Wentz and Dallas' Dak Prescott are the only rookies to start every game. All four NFC East quarterbacks lasted the season. Only four of the 17 quarterbacks who have started 15 games to date lead teams that have been eliminated from the playoffs.

Backup Chase Daniel has taken just six snaps for the Eagles. In previous seasons, backup quarterbacks Kevin Kolb, Michael Vick, Vince Young, Nick Foles and Mark Sanchez have all needed to replace starters.

Wentz has not even been on the Eagles' official injury report this season. He had a calf spasm in October that did not cause him to miss any practice time. He briefly left last Thursday's win over the New York Giants for a concussion evaluation, but he was cleared to return.

Wentz missed time in high school and college with injuries, and the rib injury during his first NFL preseason did not quiet concern about whether injuries would be a problem in the NFL.

"I think that was another test," offensive coordinator Frank Reich said. "There were questions about [whether] he [would] be durable: 'Could he do that? Could he start 16 games just because of the injuries he's had?' I think he's done a great job of knowing how to get down. It was a learning process."

Reich said Wentz was "a little bit too aggressive" when the quarterback ran earlier this season. The coaching staff emphasized the need to slide or get out of bounds, and Reich said Wentz now has a "good sense" for when to slide or get down, even calling him a "seasoned pro out there."

"There are no guarantees about staying healthy in this league, but we're certainly glad he's done a good job with that this year and stayed healthy," Reich said.

Wentz has taken 1,051 snaps this season. He has attempted 564 passes and been sacked 31 times. Only Drew Brees and Jameis Winston have been on the field more than Wentz at quarterback this season. Thirteen quarterbacks have been sacked more than Wentz, 10 quarterbacks have run more than Wentz, and six quarterbacks have passed more than Wentz.

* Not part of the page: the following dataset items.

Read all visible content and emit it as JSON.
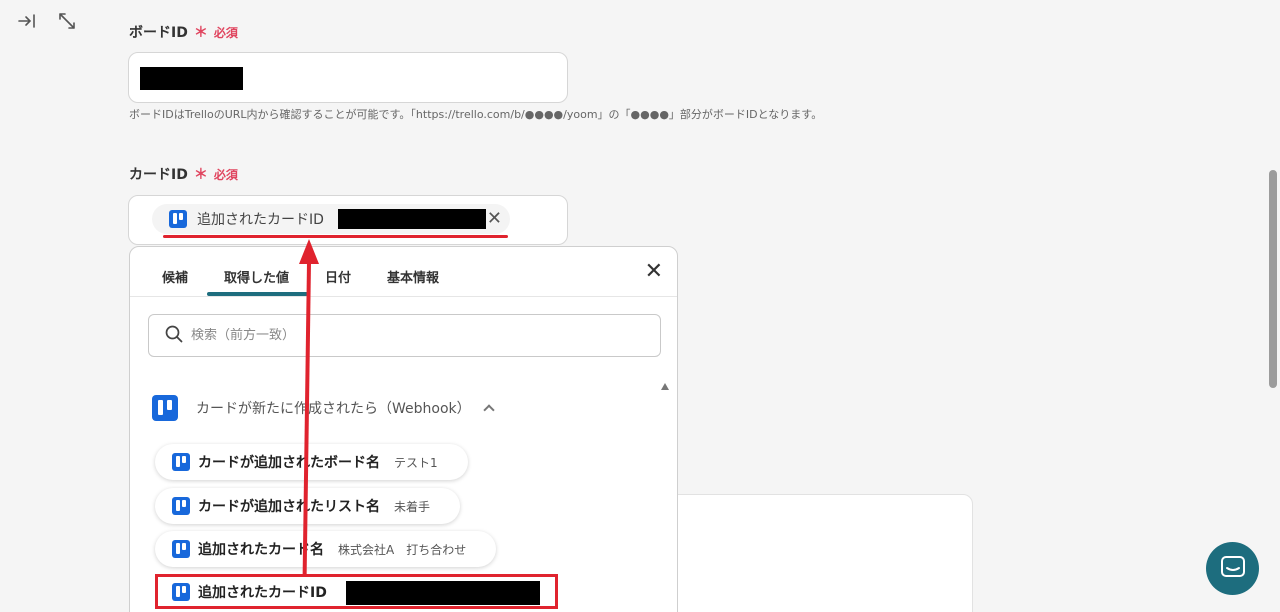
{
  "toolbar": {
    "collapse_icon": "collapse-right-icon",
    "expand_icon": "expand-diagonal-icon"
  },
  "board_field": {
    "label": "ボードID",
    "required_star": "＊",
    "required_label": "必須",
    "hint": "ボードIDはTrelloのURL内から確認することが可能です。「https://trello.com/b/●●●●/yoom」の「●●●●」部分がボードIDとなります。"
  },
  "card_field": {
    "label": "カードID",
    "required_star": "＊",
    "required_label": "必須",
    "chip_label": "追加されたカードID"
  },
  "panel": {
    "tabs": [
      {
        "label": "候補"
      },
      {
        "label": "取得した値",
        "active": true
      },
      {
        "label": "日付"
      },
      {
        "label": "基本情報"
      }
    ],
    "search_placeholder": "検索（前方一致）",
    "section_title": "カードが新たに作成されたら（Webhook）",
    "items": [
      {
        "name": "カードが追加されたボード名",
        "value": "テスト1"
      },
      {
        "name": "カードが追加されたリスト名",
        "value": "未着手"
      },
      {
        "name": "追加されたカード名",
        "value": "株式会社A　打ち合わせ"
      },
      {
        "name": "追加されたカードID",
        "value": ""
      }
    ]
  },
  "colors": {
    "accent": "#1d6d7e",
    "required": "#e0455f",
    "highlight": "#e0232e",
    "trello": "#1868db"
  }
}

Reich said Wentz's durability is a testament to Wentz's toughness, preparation and offensive line. The coaching staff wanted Wentz to reach the point where he was disciplined with his route progressions and not immediately relying on athleticism when pressure is coming. They wanted the impetus of Wentz's runs to be instinct, not pressure.

"I think it says a lot about [the fact] that he has a good internal clock," Reich said. "He's not just a big, strong, athletic guy who is going to get back there and make plays with his legs all the time. He knows to be great in this league and to be great and take us where we want to go, you've got to learn how to play quarterback from the pocket and then let your natural athletic ability take over when something breaks down."

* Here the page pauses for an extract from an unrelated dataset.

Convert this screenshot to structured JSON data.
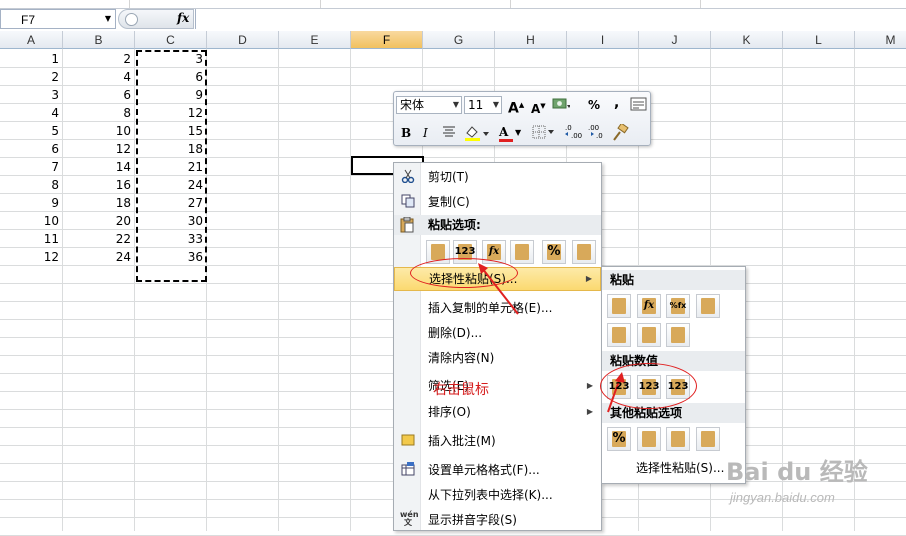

Coach Doug Pederson said he never thought durability would be a problem for Wentz. He said he knew that the Eagles would need to work on Wentz's sliding and teach him when to protect himself. But Pederson said he expected it to be fixed. What most impressed the coach with Wentz's durability, he said, was how it came in a year that's been a whirlwind for Wentz.

After winning the Football Championship Subdivision national title last January, Wentz went right into preparing for the Senior Bowl. Then came the combine workouts and the pre-NFL draft hoopla. After he was drafted, he needed to learn the Eagles' playbook through minicamp and training camp. There was time off during the summer, but he didn't have the extended offseason that most players enjoy. It will start next week after a season of starting 16 games.

"He really hasn't had a break, and for him to be playing what we feel - really he's playing his best football right now at the end of the year - just goes to show the type of player he is, the type of professional that he is, and how he's learning each week and how he's attacking each week, and by the way he studies and prepares and takes care of his body," Pederson said. "And then a lot of the credit, too, obviously falls on the offensive line for protecting him this season. It's just been something that we can definitely build on for the future."